Again with the laundry hanging out. She had Roto-Rooter over yesterday, so maybe that’s why. If she had a clogged drain, though, why didn’t she just pour a drain de-clogger down the drain? It must’ve been a bad one and it must’ve been where the washer is because that’s where I heard them fiddling around. The clog must’ve held her up from doing as much laundry as she wanted. She definitely has a dryer over there too, so if she’s got a dryer, then why hang the clothes out? To save money? Or is it God’s way of annoying me by having me see people I don’t want to see, and stealing more of my privacy?

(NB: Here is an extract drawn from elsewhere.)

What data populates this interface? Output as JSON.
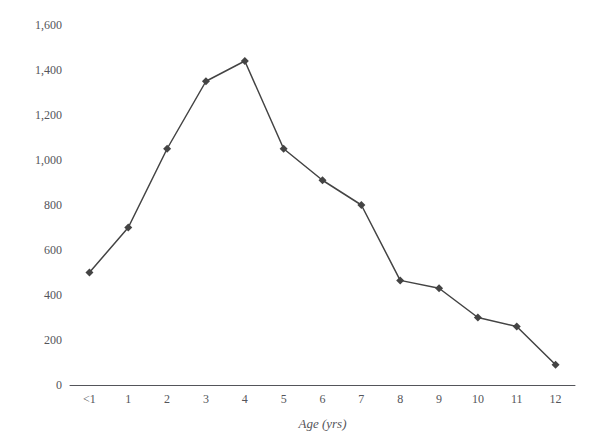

Next door’s back to the usual catcalls and hopping back and forth. They also replaced the bright floodlight bulb that burned out a week or two ago that I hoped they’d be too lazy to replace. I don’t get why they feel they need so much light outside when the light spilling out of both sides lights it up pretty damn bright enough.
Between them and Bev, I feel like I have no singing privacy whatsoever. I know I’m not a bad singer, and it’s not like I care what they think of it, it’s just that I like privacy on the home front. I know, though, that it’ll be years before we ever have space around us again if we ever do at all, so I don’t let it stop me from doing my thing.
Later…
It hit me the other day, that yes, we will get anniversary, birthday and Christmas money this year as usual. Tom had said he doubted we would because of how we’ve been ignoring them. However, I realize that whatever’s up there will see to it that they do pay up in order to stop me from having the wonderful gratification of speaking my mind and pissing them off really well. Because I decided that them stiffing us out of our anniversary and birthday would be a good final excuse to let them have it (preferably by regular mail so that the bitch reads it, rather than just hears the main highlights as would be the case if I emailed it), I think God will see to it that they send the usual money so I keep my mouth shut. If we were rich, I’d tell them off figuring that the few hundred bucks a year we get from them isn’t worth it, but we’re so damn broke that we need every extra penny we can get. See, God not only likes to see my perps get away with fucking me over, He likes me to keep my mouth shut, too. Oh well. I won’t be dying to tell them off forever (especially the queen) because she’s not going to live forever. Too many more years, but not forever. I know she’s in relatively good health too, or else they’d be crying to us about it in their letters. Unfortunately, though, that bitch hasn’t even got a toe in the grave yet, let alone a whole foot.
Roto-Rooter was here again. I guess that means another load of laundry will be hung out tomorrow.